Chandeliers are often used in areas other than the dining room. In these applications, the fixture is usually centered on the area of the room where its light is being used. For some rooms, this means there will be rows of chandeliers, each lighting an area and overlapping into the lighting area of the adjacent fixtures. These fixtures look best when the fixture arrangement makes sense visually. In a master bathroom, the fixture may be centered over the sink area or tub area, while pot lights are used for additional illumination in the rest of the room. A chandelier placed to one side over a table is likely to look awkward and unfinished.
Lighting designers use calculators to determine the amount of light or size of chandelier required to work well in a room. The width of a chandelier is calculated by measuring the length and width of the room. If a room is 12 by 12 feet square, the designer will add 12 plus 12 to get 24 and estimate that a fixture 24 to 28 inches wide will work well in the space.

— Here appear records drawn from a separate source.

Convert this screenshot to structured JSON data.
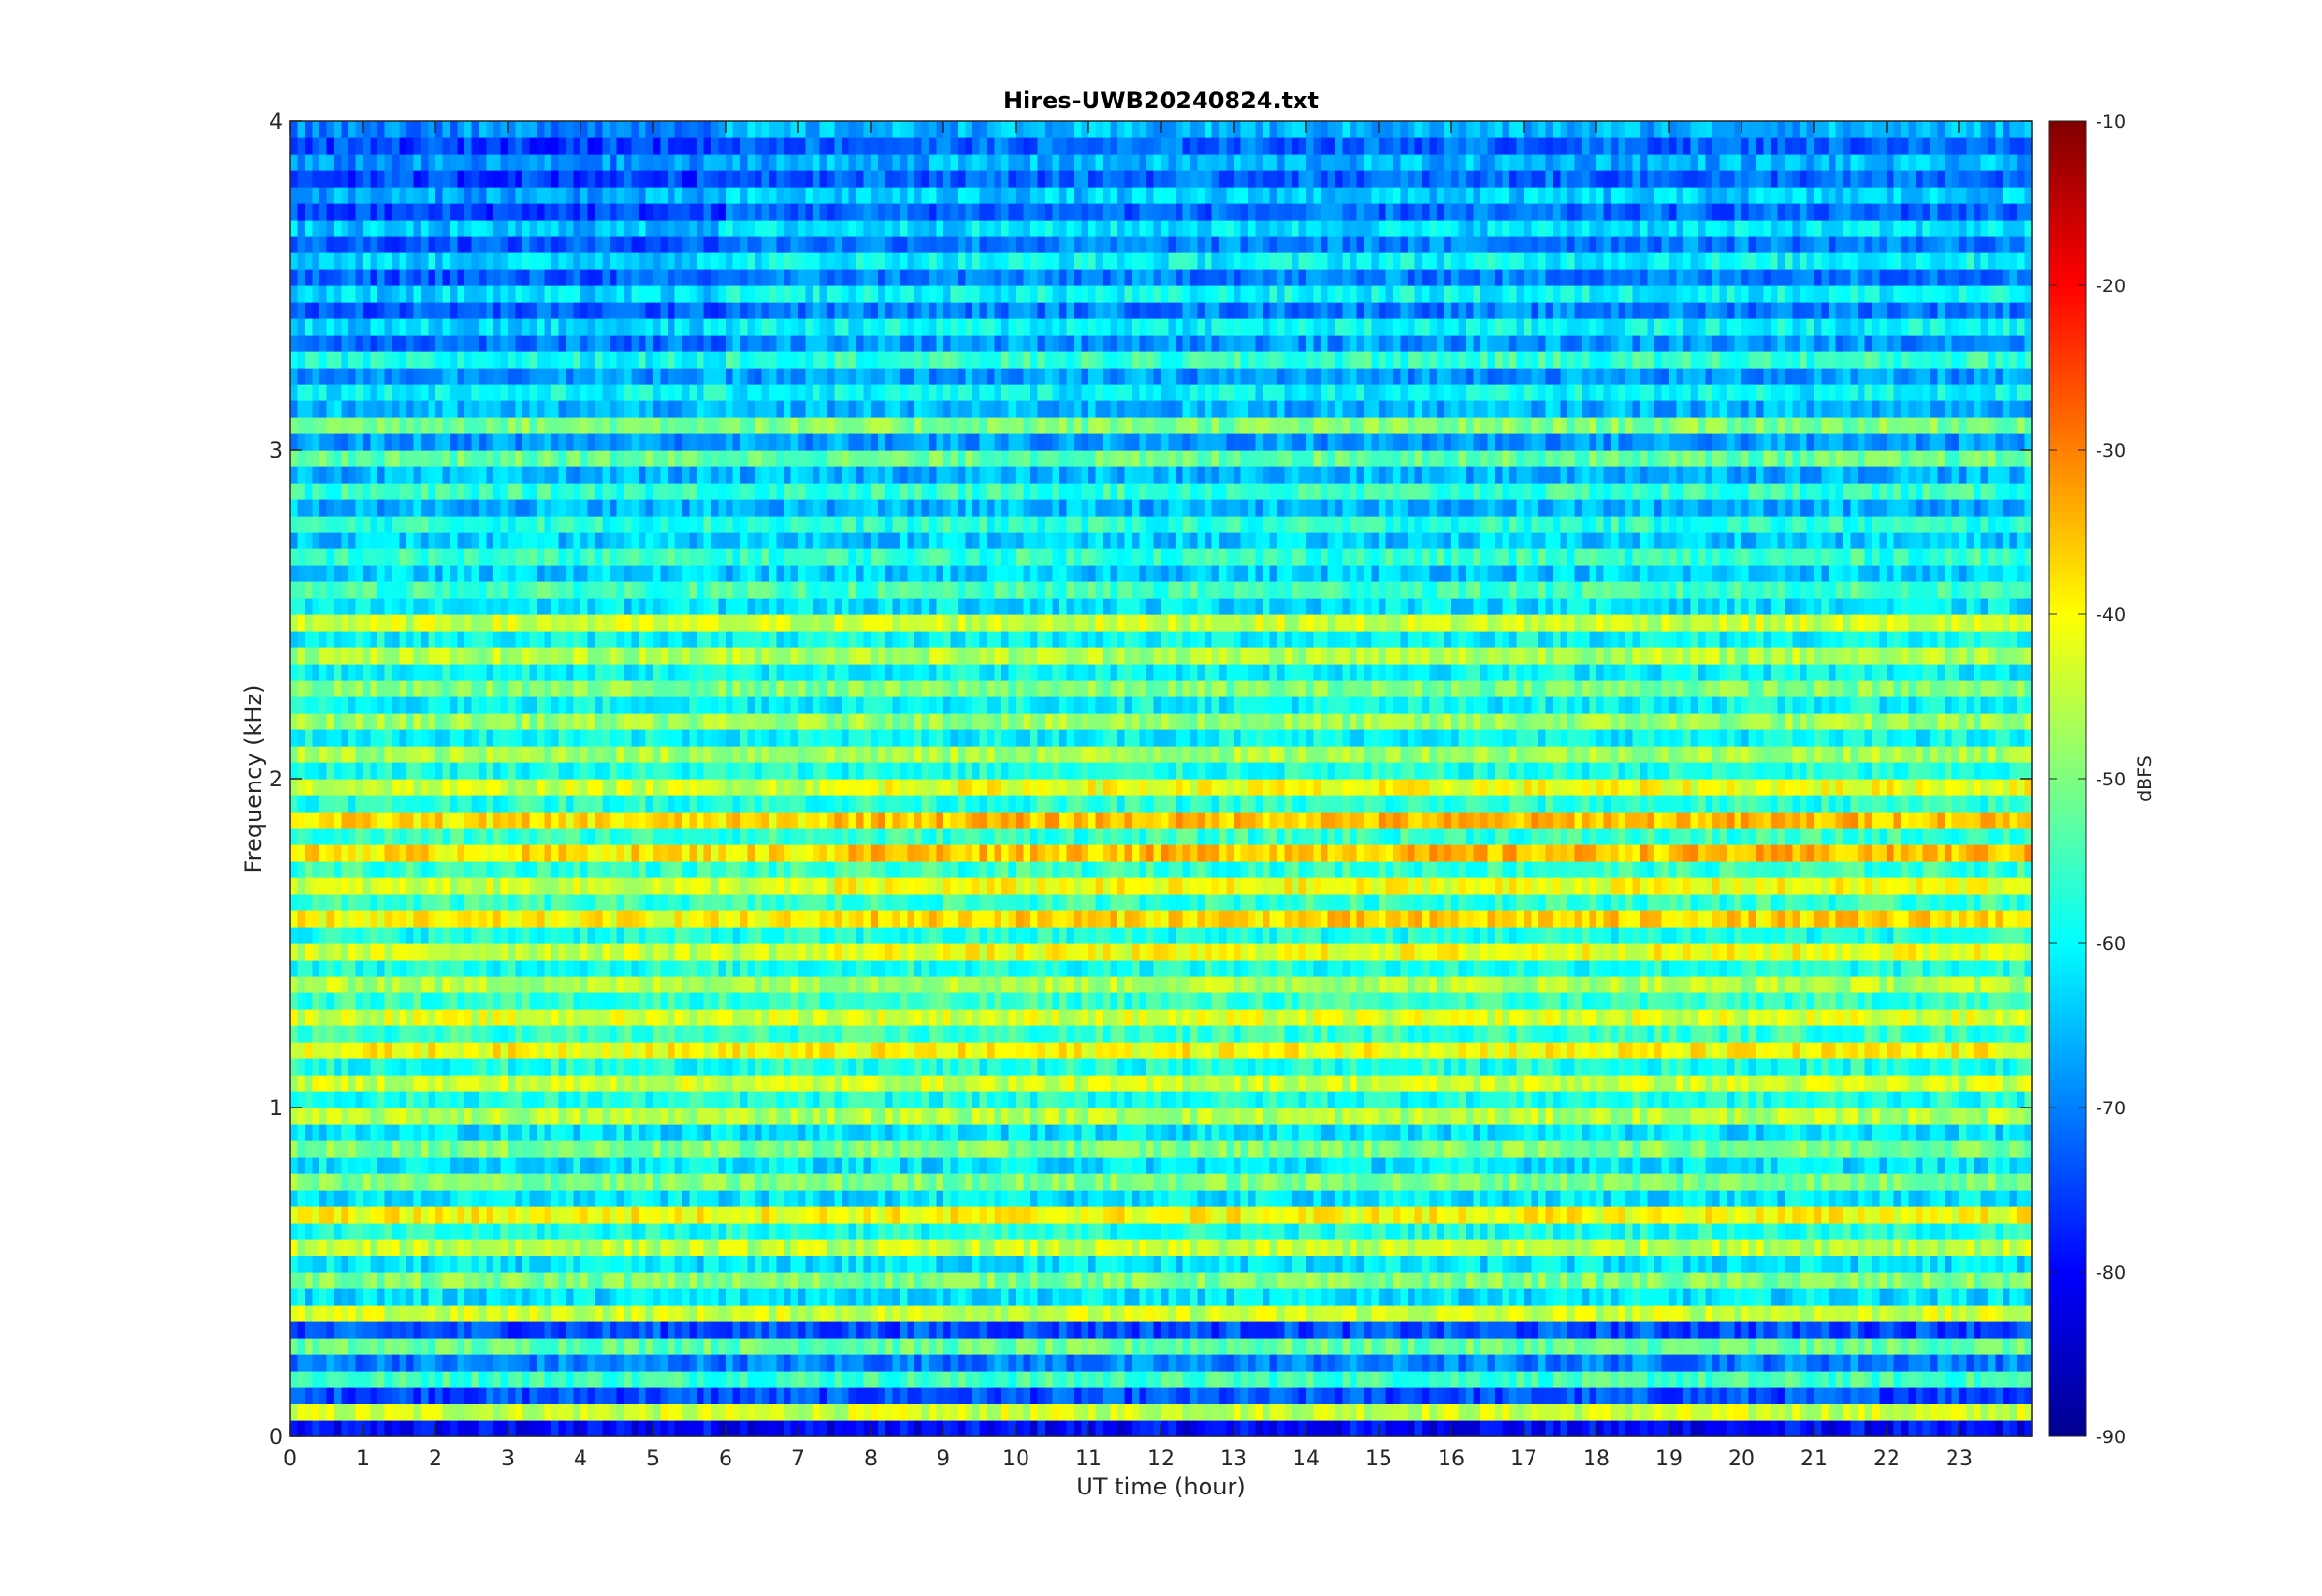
{
  "chart_data": {
    "type": "heatmap",
    "title": "Hires-UWB20240824.txt",
    "xlabel": "UT time (hour)",
    "ylabel": "Frequency (kHz)",
    "xlim": [
      0,
      24
    ],
    "ylim": [
      0,
      4
    ],
    "x_ticks": [
      0,
      1,
      2,
      3,
      4,
      5,
      6,
      7,
      8,
      9,
      10,
      11,
      12,
      13,
      14,
      15,
      16,
      17,
      18,
      19,
      20,
      21,
      22,
      23
    ],
    "y_ticks": [
      0,
      1,
      2,
      3,
      4
    ],
    "colormap": "jet",
    "colorbar": {
      "label": "dBFS",
      "range": [
        -90,
        -10
      ],
      "ticks": [
        -90,
        -80,
        -70,
        -60,
        -50,
        -40,
        -30,
        -20,
        -10
      ]
    },
    "bands": [
      {
        "f": 0.0,
        "level": -80
      },
      {
        "f": 0.05,
        "level": -44
      },
      {
        "f": 0.1,
        "level": -74
      },
      {
        "f": 0.15,
        "level": -55
      },
      {
        "f": 0.2,
        "level": -70
      },
      {
        "f": 0.25,
        "level": -52
      },
      {
        "f": 0.3,
        "level": -74
      },
      {
        "f": 0.35,
        "level": -44
      },
      {
        "f": 0.4,
        "level": -62
      },
      {
        "f": 0.45,
        "level": -50
      },
      {
        "f": 0.5,
        "level": -62
      },
      {
        "f": 0.55,
        "level": -45
      },
      {
        "f": 0.6,
        "level": -58
      },
      {
        "f": 0.65,
        "level": -40
      },
      {
        "f": 0.7,
        "level": -62
      },
      {
        "f": 0.75,
        "level": -50
      },
      {
        "f": 0.8,
        "level": -62
      },
      {
        "f": 0.85,
        "level": -50
      },
      {
        "f": 0.9,
        "level": -62
      },
      {
        "f": 0.95,
        "level": -46
      },
      {
        "f": 1.0,
        "level": -58
      },
      {
        "f": 1.05,
        "level": -44
      },
      {
        "f": 1.1,
        "level": -58
      },
      {
        "f": 1.15,
        "level": -40
      },
      {
        "f": 1.2,
        "level": -56
      },
      {
        "f": 1.25,
        "level": -43
      },
      {
        "f": 1.3,
        "level": -56
      },
      {
        "f": 1.35,
        "level": -46
      },
      {
        "f": 1.4,
        "level": -58
      },
      {
        "f": 1.45,
        "level": -44
      },
      {
        "f": 1.5,
        "level": -58
      },
      {
        "f": 1.55,
        "level": -40
      },
      {
        "f": 1.6,
        "level": -56
      },
      {
        "f": 1.65,
        "level": -44
      },
      {
        "f": 1.7,
        "level": -56
      },
      {
        "f": 1.75,
        "level": -38
      },
      {
        "f": 1.8,
        "level": -56
      },
      {
        "f": 1.85,
        "level": -38
      },
      {
        "f": 1.9,
        "level": -57
      },
      {
        "f": 1.95,
        "level": -44
      },
      {
        "f": 2.0,
        "level": -58
      },
      {
        "f": 2.05,
        "level": -47
      },
      {
        "f": 2.1,
        "level": -60
      },
      {
        "f": 2.15,
        "level": -48
      },
      {
        "f": 2.2,
        "level": -60
      },
      {
        "f": 2.25,
        "level": -50
      },
      {
        "f": 2.3,
        "level": -60
      },
      {
        "f": 2.35,
        "level": -46
      },
      {
        "f": 2.4,
        "level": -60
      },
      {
        "f": 2.45,
        "level": -44
      },
      {
        "f": 2.5,
        "level": -62
      },
      {
        "f": 2.55,
        "level": -55
      },
      {
        "f": 2.6,
        "level": -64
      },
      {
        "f": 2.65,
        "level": -56
      },
      {
        "f": 2.7,
        "level": -64
      },
      {
        "f": 2.75,
        "level": -57
      },
      {
        "f": 2.8,
        "level": -66
      },
      {
        "f": 2.85,
        "level": -56
      },
      {
        "f": 2.9,
        "level": -66
      },
      {
        "f": 2.95,
        "level": -52
      },
      {
        "f": 3.0,
        "level": -68
      },
      {
        "f": 3.05,
        "level": -50
      },
      {
        "f": 3.1,
        "level": -66
      },
      {
        "f": 3.15,
        "level": -60
      },
      {
        "f": 3.2,
        "level": -68
      },
      {
        "f": 3.25,
        "level": -56
      },
      {
        "f": 3.3,
        "level": -68
      },
      {
        "f": 3.35,
        "level": -60
      },
      {
        "f": 3.4,
        "level": -70
      },
      {
        "f": 3.45,
        "level": -60
      },
      {
        "f": 3.5,
        "level": -70
      },
      {
        "f": 3.55,
        "level": -60
      },
      {
        "f": 3.6,
        "level": -70
      },
      {
        "f": 3.65,
        "level": -62
      },
      {
        "f": 3.7,
        "level": -72
      },
      {
        "f": 3.75,
        "level": -64
      },
      {
        "f": 3.8,
        "level": -72
      },
      {
        "f": 3.85,
        "level": -66
      },
      {
        "f": 3.9,
        "level": -72
      },
      {
        "f": 3.95,
        "level": -66
      }
    ]
  }
}
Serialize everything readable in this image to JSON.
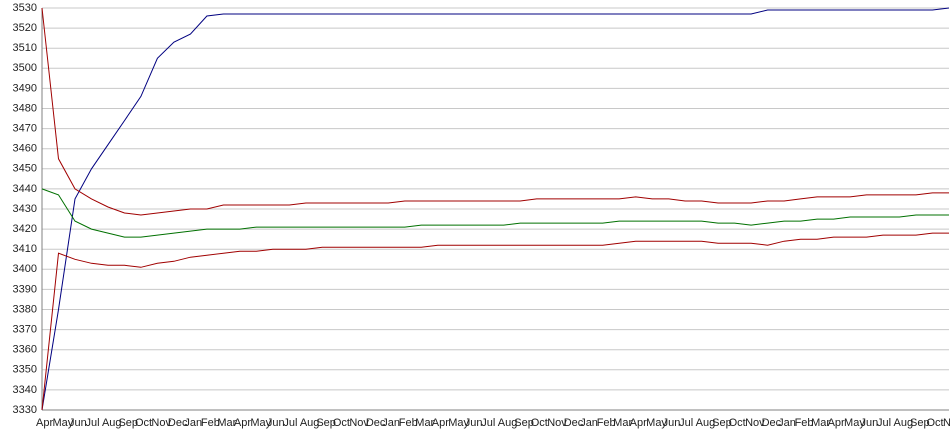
{
  "chart_data": {
    "type": "line",
    "categories": [
      "Apr",
      "May",
      "Jun",
      "Jul",
      "Aug",
      "Sep",
      "Oct",
      "Nov",
      "Dec",
      "Jan",
      "Feb",
      "Mar",
      "Apr",
      "May",
      "Jun",
      "Jul",
      "Aug",
      "Sep",
      "Oct",
      "Nov",
      "Dec",
      "Jan",
      "Feb",
      "Mar",
      "Apr",
      "May",
      "Jun",
      "Jul",
      "Aug",
      "Sep",
      "Oct",
      "Nov",
      "Dec",
      "Jan",
      "Feb",
      "Mar",
      "Apr",
      "May",
      "Jun",
      "Jul",
      "Aug",
      "Sep",
      "Oct",
      "Nov",
      "Dec",
      "Jan",
      "Feb",
      "Mar",
      "Apr",
      "May",
      "Jun",
      "Jul",
      "Aug",
      "Sep",
      "Oct",
      "Nov"
    ],
    "series": [
      {
        "color": "#000080",
        "values": [
          3330,
          3380,
          3435,
          3450,
          3462,
          3474,
          3486,
          3505,
          3513,
          3517,
          3526,
          3527,
          3527,
          3527,
          3527,
          3527,
          3527,
          3527,
          3527,
          3527,
          3527,
          3527,
          3527,
          3527,
          3527,
          3527,
          3527,
          3527,
          3527,
          3527,
          3527,
          3527,
          3527,
          3527,
          3527,
          3527,
          3527,
          3527,
          3527,
          3527,
          3527,
          3527,
          3527,
          3527,
          3529,
          3529,
          3529,
          3529,
          3529,
          3529,
          3529,
          3529,
          3529,
          3529,
          3529,
          3530
        ]
      },
      {
        "color": "#a00000",
        "values": [
          3530,
          3455,
          3440,
          3435,
          3431,
          3428,
          3427,
          3428,
          3429,
          3430,
          3430,
          3432,
          3432,
          3432,
          3432,
          3432,
          3433,
          3433,
          3433,
          3433,
          3433,
          3433,
          3434,
          3434,
          3434,
          3434,
          3434,
          3434,
          3434,
          3434,
          3435,
          3435,
          3435,
          3435,
          3435,
          3435,
          3436,
          3435,
          3435,
          3434,
          3434,
          3433,
          3433,
          3433,
          3434,
          3434,
          3435,
          3436,
          3436,
          3436,
          3437,
          3437,
          3437,
          3437,
          3438,
          3438
        ]
      },
      {
        "color": "#007000",
        "values": [
          3440,
          3437,
          3424,
          3420,
          3418,
          3416,
          3416,
          3417,
          3418,
          3419,
          3420,
          3420,
          3420,
          3421,
          3421,
          3421,
          3421,
          3421,
          3421,
          3421,
          3421,
          3421,
          3421,
          3422,
          3422,
          3422,
          3422,
          3422,
          3422,
          3423,
          3423,
          3423,
          3423,
          3423,
          3423,
          3424,
          3424,
          3424,
          3424,
          3424,
          3424,
          3423,
          3423,
          3422,
          3423,
          3424,
          3424,
          3425,
          3425,
          3426,
          3426,
          3426,
          3426,
          3427,
          3427,
          3427
        ]
      },
      {
        "color": "#a00000",
        "values": [
          3330,
          3408,
          3405,
          3403,
          3402,
          3402,
          3401,
          3403,
          3404,
          3406,
          3407,
          3408,
          3409,
          3409,
          3410,
          3410,
          3410,
          3411,
          3411,
          3411,
          3411,
          3411,
          3411,
          3411,
          3412,
          3412,
          3412,
          3412,
          3412,
          3412,
          3412,
          3412,
          3412,
          3412,
          3412,
          3413,
          3414,
          3414,
          3414,
          3414,
          3414,
          3413,
          3413,
          3413,
          3412,
          3414,
          3415,
          3415,
          3416,
          3416,
          3416,
          3417,
          3417,
          3417,
          3418,
          3418
        ]
      }
    ],
    "ylim": [
      3330,
      3530
    ],
    "yticks": [
      3330,
      3340,
      3350,
      3360,
      3370,
      3380,
      3390,
      3400,
      3410,
      3420,
      3430,
      3440,
      3450,
      3460,
      3470,
      3480,
      3490,
      3500,
      3510,
      3520,
      3530
    ],
    "grid": true
  }
}
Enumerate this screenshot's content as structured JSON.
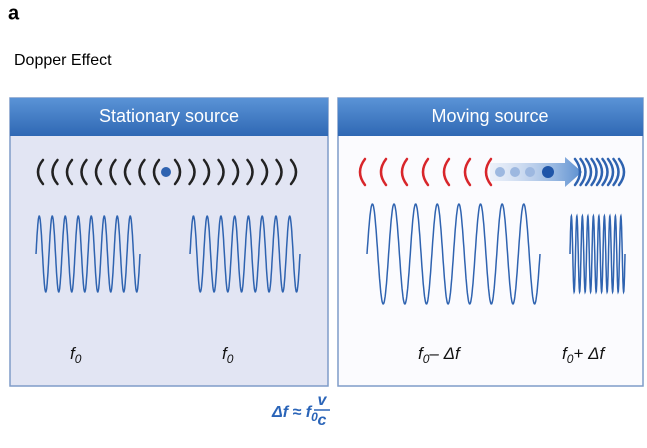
{
  "panel_letter": "a",
  "caption": "Dopper Effect",
  "panels": [
    {
      "title": "Stationary source",
      "labels": [
        {
          "base": "f",
          "sub": "0"
        },
        {
          "base": "f",
          "sub": "0"
        }
      ]
    },
    {
      "title": "Moving source",
      "labels": [
        {
          "base": "f",
          "sub": "0",
          "rest": "– Δf"
        },
        {
          "base": "f",
          "sub": "0",
          "rest": "+ Δf"
        }
      ]
    }
  ],
  "formula": {
    "lhs": "Δf ≈ f",
    "sub": "0",
    "numerator": "v",
    "denominator": "c"
  }
}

Volume and Multiple Fixtures
The height of a chandelier is also calculated. Measure the ceiling height of the room at its tallest point. Calculate 2-1/2 to 3 inches per foot of height for the height of the fixture when you are using a single fixture. When you are using multiple fixtures, you combine the measurements so that you create the same visual effect even if the fixtures are spread out. Designers will usually go larger in larger rooms if they feel a fixture looks thin or too small. Chandeliers are also placed at any location to highlight some aspect of that location. The location can be as mundane as a kitchen sink.